Two of my classes in seminary this semester center on the idea of Christian education. One of the concepts that has been declared loud and clear is that parents/guardians typically have the most profound effect on the spiritual development of children and adolescents. What is done in church is important, but what is done in the home can increase that impact exponentially.
Looking back on my childhood, I realize the ways in which my mom and dad were teaching us in subtle ways. After church every Sunday, we would often go out to eat. My parents would ask us what we thought about the worship service. What was the message about? What did it mean to us? Were there things with which we agreed or disagreed?
There wasn’t pressure to say anything. I never thought about it as our parents trying to educate us. It was simply a natural part of the lunchtime conversation. Yet those conversations taught me a few important things.
First, it taught me that church did not stop when you walked out the sanctuary door. You continued to think about lessons learned and ponder how they should impact your life as you headed out into the rest of the world. This is something that we talk about all the time, but it was another thing entirely to see it demonstrated.
Secondly, it taught me to think critically about matters of faith. If we had things that we didn’t understand or thought didn’t quite fit, those thoughts were not squashed. We were given room to analyze the things taught and given permission to respectfully disagree as long as we had good reason. I learned what it mean to love God with my mind and that has had a huge impact on me as I have gone on to college and now seminary. It will probably continue to get me into trouble with some people.
Thirdly, it taught me that all voices were important in these conversations. All five of us took part in these lunchtime conversations: Mom, Dad, my younger brother, younger sister, and myself. I did not feel like my parents had rank over me because they were older or that I did over my siblings. Older and younger, male and female had something important to offer.

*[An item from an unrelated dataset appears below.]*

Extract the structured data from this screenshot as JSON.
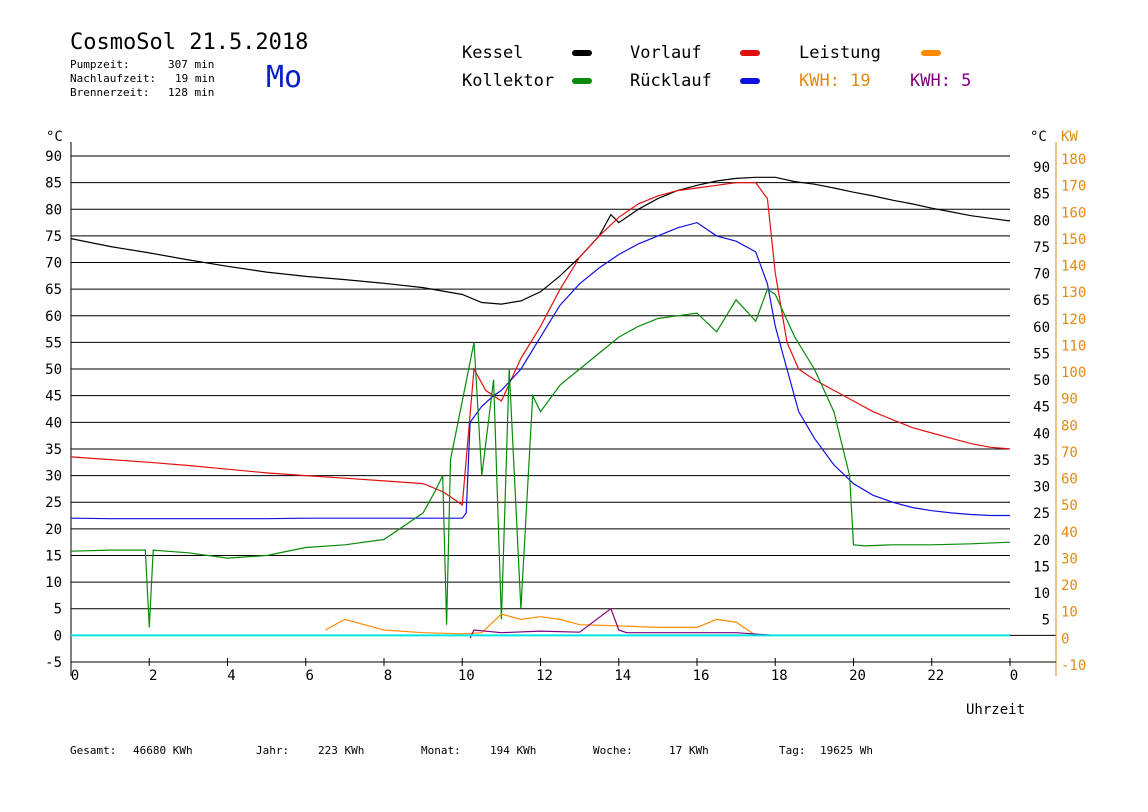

Mom and Dad were practicing a principle that goes back to the Torah, if not further. Deuteronomy 6 contains a passage known as the Shema, which is Hebrew for “hear” - its opening word:
Hear, O Israel: The Lord is our God, the Lord alone. You shall love the Lord your God with all your heart, and with all your soul, and with all your might. Keep these words that I am commanding you today in your heart. Recite them to your children and talk about them when you are at home and when you are away, when you lie down and when you rise. Bind them as a sign on your hand, fix them as an emblem on your forehead, and write them on the doorposts of your house and on your gates.
My parents took that to heart. The church was not the sole place that we learned about God, but one of many places. I pray that EA and I are able to embody that with our sons.